Over the past two years, growers and the Canadian industry have continued to feel the pinch from trade barriers into key markets. Not only are there barriers facing pulses going into India, but also for durum to Italy and canola to China, among others. While these issues may follow a similar protectionist theme and the effects in the industry have been similar, the context behind each issue can be quite different.
In India, the market access situation is being felt by countries around the world. The restrictions on pulses going into the Indian market are global in nature and refer to pulses in general, regardless of origin.
Since 2016, India has had an extremely strong political mandate to “double its farmers’ income” by the year 2022. One of the goals is to achieve self-sufficiency in pulse production. As an incentive, India has continually increased the Minimum Support Price offered to their pulse growers. This has been accompanied by a number of restrictive trade measures on pulses going into India.
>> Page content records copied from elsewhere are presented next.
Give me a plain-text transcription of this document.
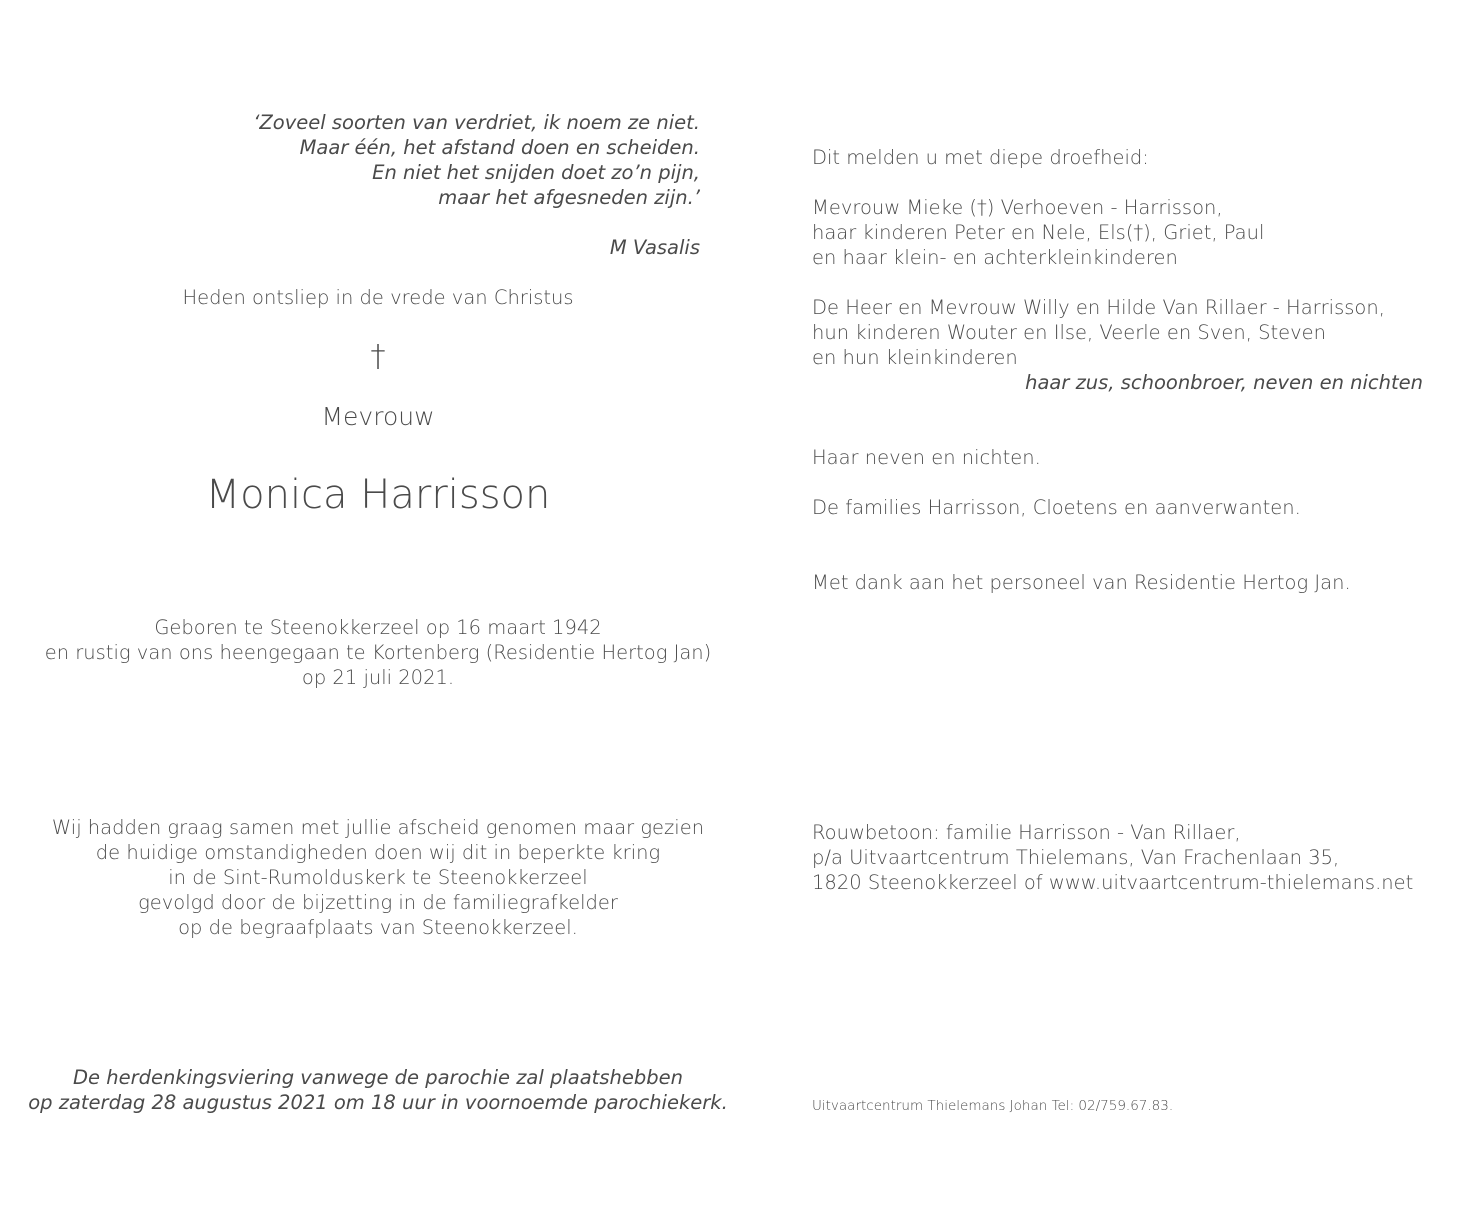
‘Zoveel soorten van verdriet, ik noem ze niet.
Maar één, het afstand doen en scheiden.
En niet het snijden doet zo’n pijn,
maar het afgesneden zijn.’
M Vasalis
Heden ontsliep in de vrede van Christus
†
Mevrouw
Monica Harrisson
Geboren te Steenokkerzeel op 16 maart 1942
en rustig van ons heengegaan te Kortenberg (Residentie Hertog Jan)
op 21 juli 2021.
Wij hadden graag samen met jullie afscheid genomen maar gezien
de huidige omstandigheden doen wij dit in beperkte kring
in de Sint-Rumolduskerk te Steenokkerzeel
gevolgd door de bijzetting in de familiegrafkelder
op de begraafplaats van Steenokkerzeel.
De herdenkingsviering vanwege de parochie zal plaatshebben
op zaterdag 28 augustus 2021 om 18 uur in voornoemde parochiekerk.
Dit melden u met diepe droefheid:
Mevrouw Mieke (†) Verhoeven - Harrisson,
haar kinderen Peter en Nele, Els(†), Griet, Paul
en haar klein- en achterkleinkinderen
De Heer en Mevrouw Willy en Hilde Van Rillaer - Harrisson,
hun kinderen Wouter en Ilse, Veerle en Sven, Steven
en hun kleinkinderen
haar zus, schoonbroer, neven en nichten
Haar neven en nichten.
De families Harrisson, Cloetens en aanverwanten.
Met dank aan het personeel van Residentie Hertog Jan.
Rouwbetoon: familie Harrisson - Van Rillaer,
p/a Uitvaartcentrum Thielemans, Van Frachenlaan 35,
1820 Steenokkerzeel of www.uitvaartcentrum-thielemans.net
Uitvaartcentrum Thielemans Johan Tel: 02/759.67.83.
These restrictive measures can be broken into two buckets — technical barriers, which include fumigation requirements and weed seeds, and import policy. Starting in 2017, India began imposing tariffs on the import of peas, lentils and chickpeas and applying those equally to all origins, with the exception of the U.S., which currently faces slightly higher tariffs on chickpeas and lentils. Along with tariffs, pulse supplying countries like Canada have faced additional restrictions such as quantitative import restrictions on a number of pulse crops, most notably on peas.
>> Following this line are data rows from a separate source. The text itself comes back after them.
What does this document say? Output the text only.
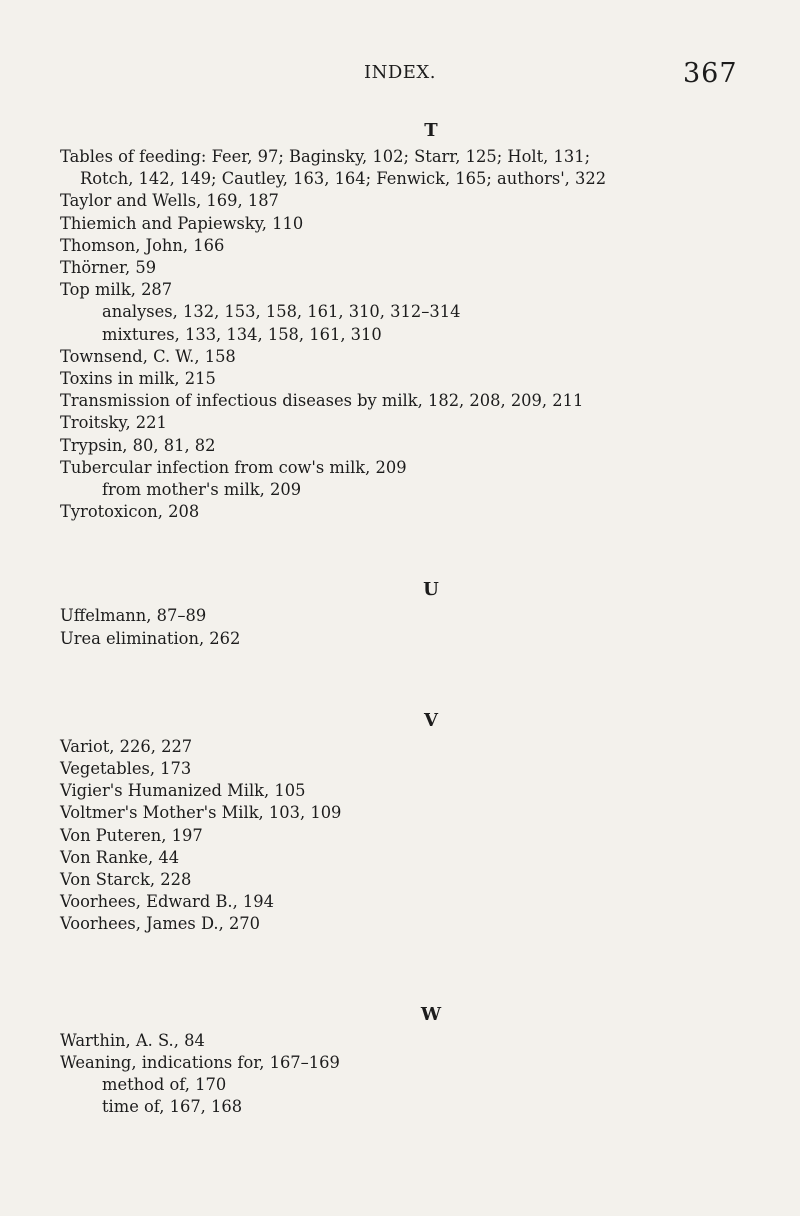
INDEX.	367
T
Tables of feeding: Feer, 97; Baginsky, 102; Starr, 125; Holt, 131;
Rotch, 142, 149; Cautley, 163, 164; Fenwick, 165; authors', 322
Taylor and Wells, 169, 187
Thiemich and Papiewsky, 110
Thomson, John, 166
Thörner, 59
Top milk, 287
analyses, 132, 153, 158, 161, 310, 312–314
mixtures, 133, 134, 158, 161, 310
Townsend, C. W., 158
Toxins in milk, 215
Transmission of infectious diseases by milk, 182, 208, 209, 211
Troitsky, 221
Trypsin, 80, 81, 82
Tubercular infection from cow's milk, 209
from mother's milk, 209
Tyrotoxicon, 208
U
Uffelmann, 87–89
Urea elimination, 262
V
Variot, 226, 227
Vegetables, 173
Vigier's Humanized Milk, 105
Voltmer's Mother's Milk, 103, 109
Von Puteren, 197
Von Ranke, 44
Von Starck, 228
Voorhees, Edward B., 194
Voorhees, James D., 270
W
Warthin, A. S., 84
Weaning, indications for, 167–169
method of, 170
time of, 167, 168
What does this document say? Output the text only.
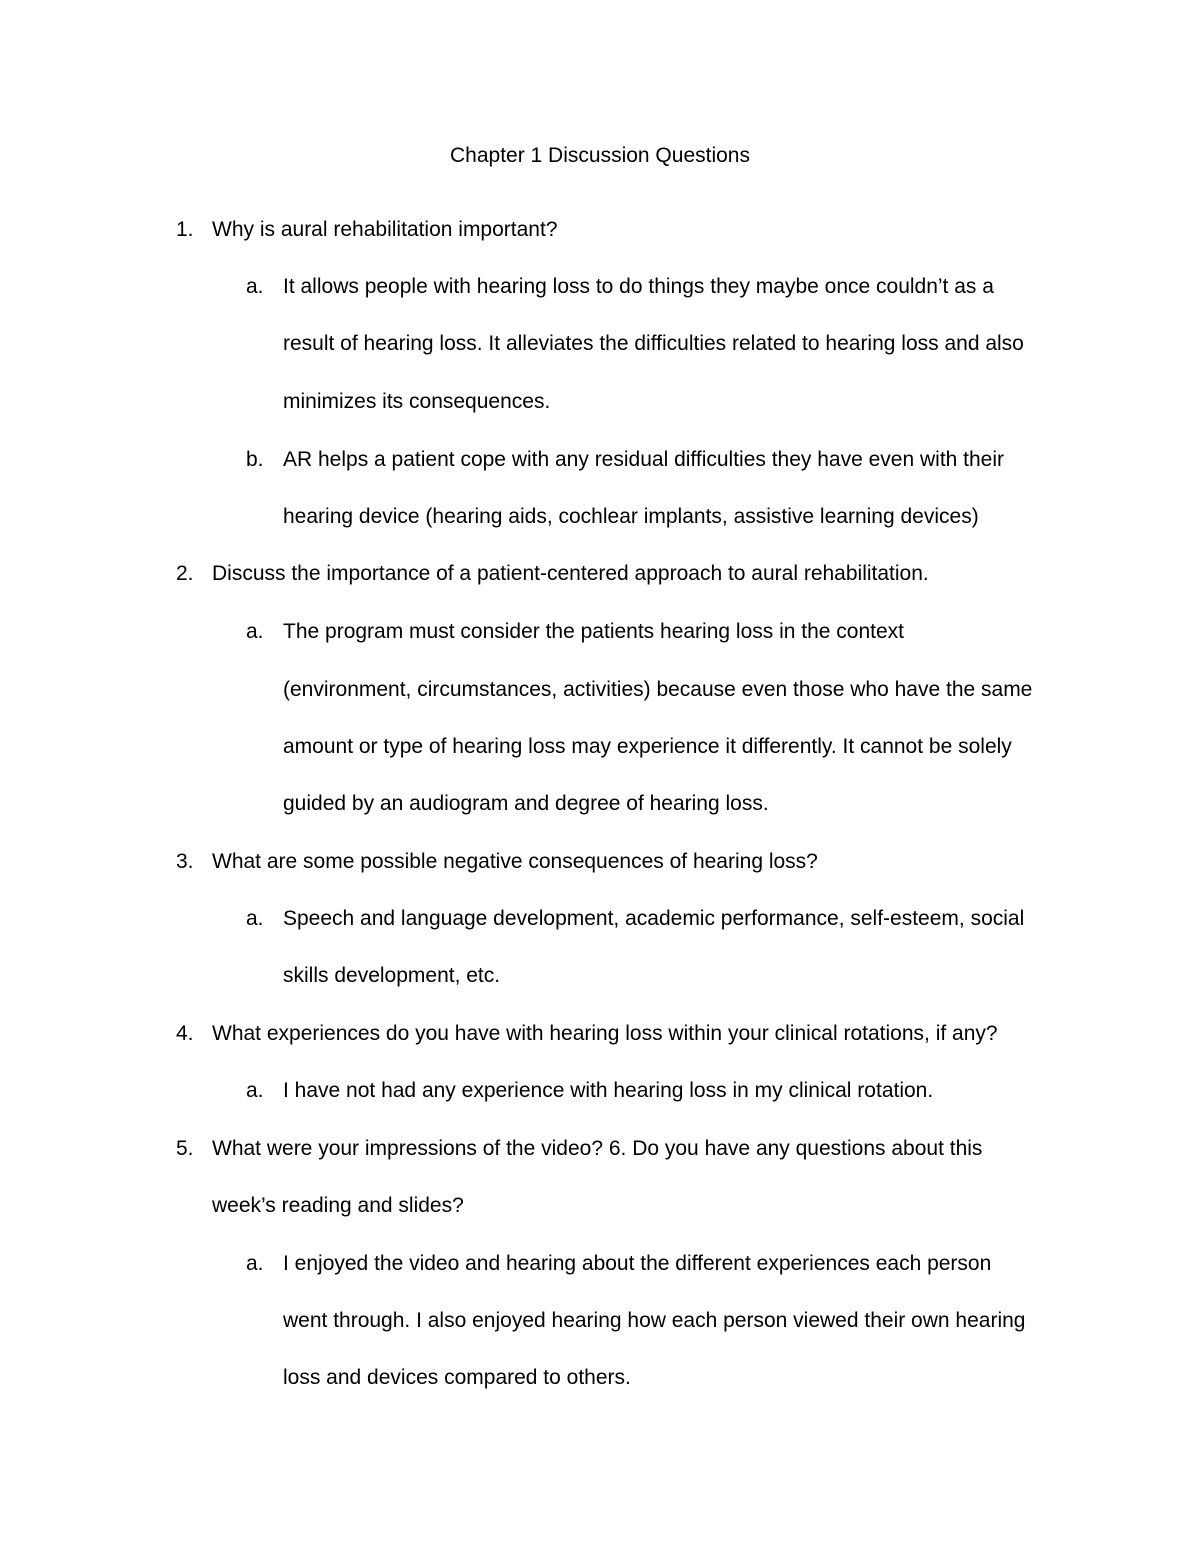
Chapter 1 Discussion Questions
1. Why is aural rehabilitation important?
a. It allows people with hearing loss to do things they maybe once couldn’t as a
result of hearing loss. It alleviates the difficulties related to hearing loss and also
minimizes its consequences.
b. AR helps a patient cope with any residual difficulties they have even with their
hearing device (hearing aids, cochlear implants, assistive learning devices)
2. Discuss the importance of a patient-centered approach to aural rehabilitation.
a. The program must consider the patients hearing loss in the context
(environment, circumstances, activities) because even those who have the same
amount or type of hearing loss may experience it differently. It cannot be solely
guided by an audiogram and degree of hearing loss.
3. What are some possible negative consequences of hearing loss?
a. Speech and language development, academic performance, self-esteem, social
skills development, etc.
4. What experiences do you have with hearing loss within your clinical rotations, if any?
a. I have not had any experience with hearing loss in my clinical rotation.
5. What were your impressions of the video? 6. Do you have any questions about this
week’s reading and slides?
a. I enjoyed the video and hearing about the different experiences each person
went through. I also enjoyed hearing how each person viewed their own hearing
loss and devices compared to others.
On the technical barriers, Canada continues to seek a technical solution and reach an agreement based on a demonstrated ability to supply pulses that comply with India’s plant health requirements. While Canada continues to work towards a bilateral agreement with India on plant protection, Pulse Canada is marshalling a global response to improve the predictability and transparency of pulse import policy.
Since these issues are global in nature, the Global Pulse Confederation (GPC) has partnered with NAFED, a government agency in India involved in domestic agricultural policy, to work towards improving access for pulses. Pulse Canada held a joint GPC-NAFED event and policy workshop with industry and Government of India officials in New Delhi in February. The goal of this meeting, which took place on World Pulses Day on February 10, was to ensure that as India strives to meet its domestic policy goals of increased production and consumption of pulses, it is done in a predictable and transparent trading environment. This would allow pulse-producing countries like Canada to augment India’s domestic programs with imports when needed and enable growers in Canada to make the best planting and marketing decisions.
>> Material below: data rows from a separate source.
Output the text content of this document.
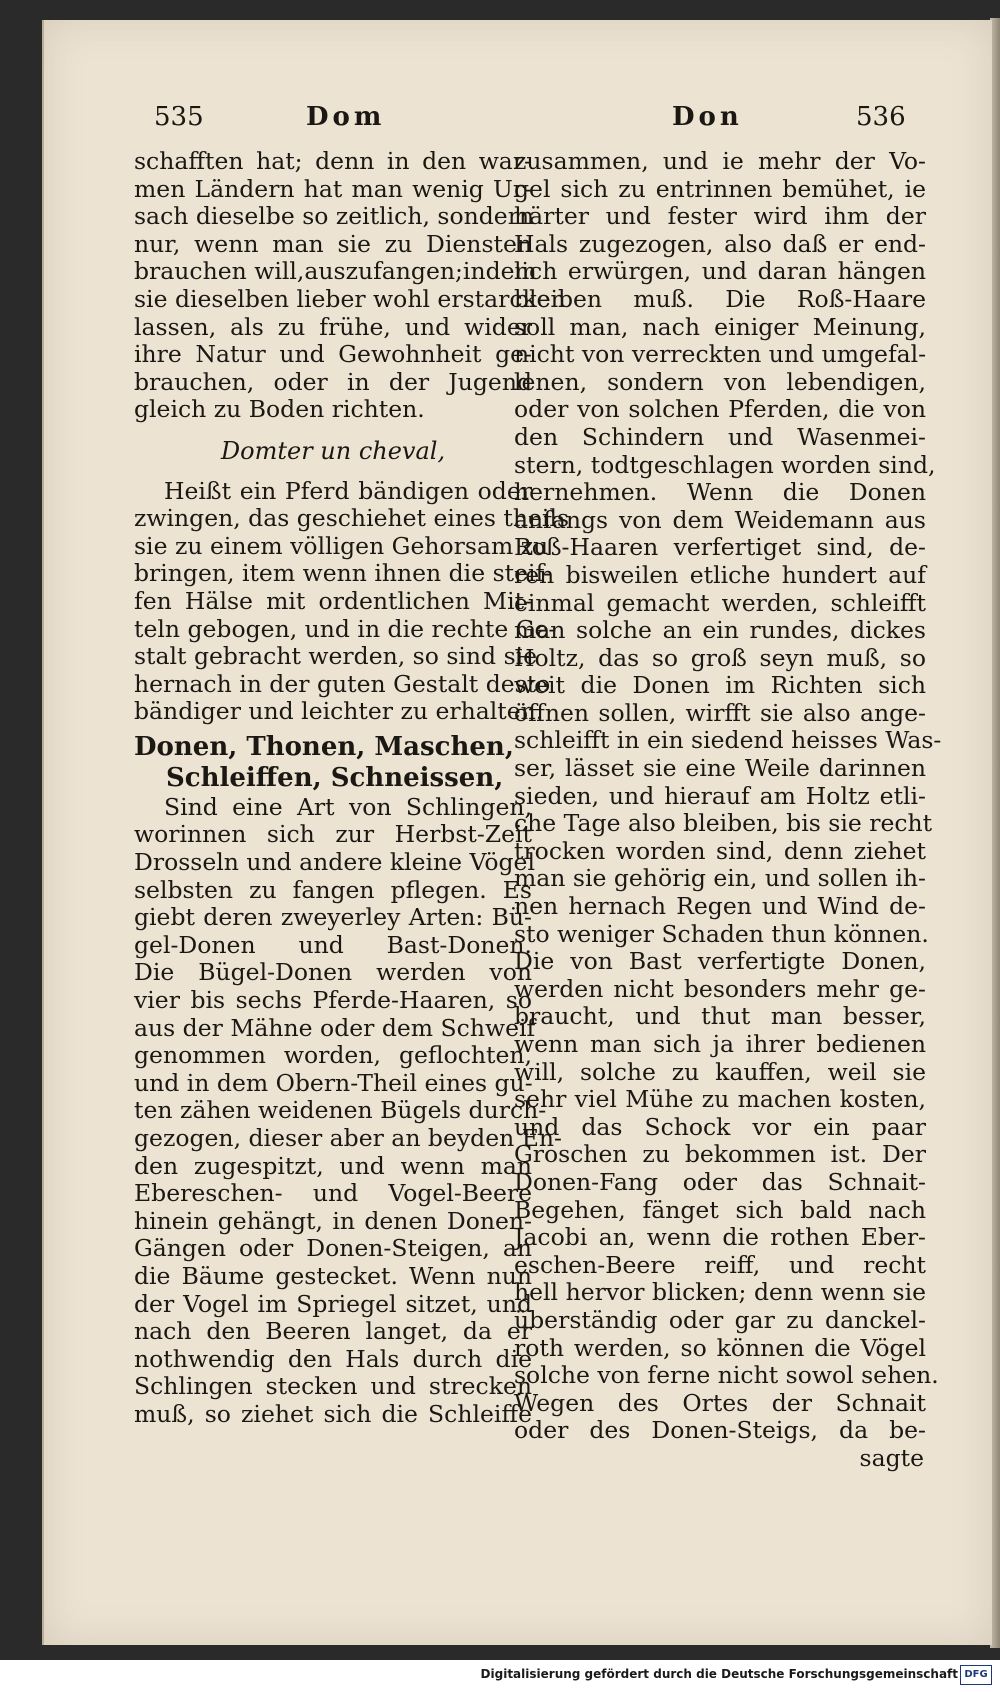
535	Dom	Don	536
schafften hat; denn in den war-
men Ländern hat man wenig Ur-
sach dieselbe so zeitlich, sondern
nur, wenn man sie zu Diensten
brauchen will,auszufangen;indem
sie dieselben lieber wohl erstarcken
lassen, als zu frühe, und wider
ihre Natur und Gewohnheit ge-
brauchen, oder in der Jugend
gleich zu Boden richten.
Domter un cheval,
Heißt ein Pferd bändigen oder
zwingen, das geschiehet eines theils
sie zu einem völligen Gehorsam zu
bringen, item wenn ihnen die steif-
fen Hälse mit ordentlichen Mit-
teln gebogen, und in die rechte Ge-
stalt gebracht werden, so sind sie
hernach in der guten Gestalt desto
bändiger und leichter zu erhalten.
Donen, Thonen, Maschen,
Schleiffen, Schneissen,
Sind eine Art von Schlingen,
worinnen sich zur Herbst-Zeit
Drosseln und andere kleine Vögel
selbsten zu fangen pflegen. Es
giebt deren zweyerley Arten: Bü-
gel-Donen und Bast-Donen.
Die Bügel-Donen werden von
vier bis sechs Pferde-Haaren, so
aus der Mähne oder dem Schweif
genommen worden, geflochten,
und in dem Obern-Theil eines gu-
ten zähen weidenen Bügels durch-
gezogen, dieser aber an beyden En-
den zugespitzt, und wenn man
Ebereschen- und Vogel-Beere
hinein gehängt, in denen Donen-
Gängen oder Donen-Steigen, an
die Bäume gestecket. Wenn nun
der Vogel im Spriegel sitzet, und
nach den Beeren langet, da er
nothwendig den Hals durch die
Schlingen stecken und strecken
muß, so ziehet sich die Schleiffe
zusammen, und ie mehr der Vo-
gel sich zu entrinnen bemühet, ie
härter und fester wird ihm der
Hals zugezogen, also daß er end-
lich erwürgen, und daran hängen
bleiben muß. Die Roß-Haare
soll man, nach einiger Meinung,
nicht von verreckten und umgefal-
lenen, sondern von lebendigen,
oder von solchen Pferden, die von
den Schindern und Wasenmei-
stern, todtgeschlagen worden sind,
hernehmen. Wenn die Donen
anfangs von dem Weidemann aus
Roß-Haaren verfertiget sind, de-
ren bisweilen etliche hundert auf
einmal gemacht werden, schleifft
man solche an ein rundes, dickes
Holtz, das so groß seyn muß, so
weit die Donen im Richten sich
öffnen sollen, wirfft sie also ange-
schleifft in ein siedend heisses Was-
ser, lässet sie eine Weile darinnen
sieden, und hierauf am Holtz etli-
che Tage also bleiben, bis sie recht
trocken worden sind, denn ziehet
man sie gehörig ein, und sollen ih-
nen hernach Regen und Wind de-
sto weniger Schaden thun können.
Die von Bast verfertigte Donen,
werden nicht besonders mehr ge-
braucht, und thut man besser,
wenn man sich ja ihrer bedienen
will, solche zu kauffen, weil sie
sehr viel Mühe zu machen kosten,
und das Schock vor ein paar
Groschen zu bekommen ist. Der
Donen-Fang oder das Schnait-
Begehen, fänget sich bald nach
Jacobi an, wenn die rothen Eber-
eschen-Beere reiff, und recht
hell hervor blicken; denn wenn sie
überständig oder gar zu danckel-
roth werden, so können die Vögel
solche von ferne nicht sowol sehen.
Wegen des Ortes der Schnait
oder des Donen-Steigs, da be-
sagte
Digitalisierung gefördert durch die Deutsche Forschungsgemeinschaft DFG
It is very important for Canada to work with other pulse producing countries to address these market access issues. Even with the current state of barriers to the pulse trade with India, there are tremendous opportunities there. Pulses remain the most affordable source of protein for India’s growing population, a third of which is vegetarian, and no country has demonstrated an ability to supply India with safe, nutritious food year in and year out like Canada. In 2019, India returned as Canada’s top export market for lentils, even with a 33 percent tariff. India remains a key market for Canadian pulses and working towards resolving the market access issues will continue to be a top priority for the Canadian pulse industry in 2020.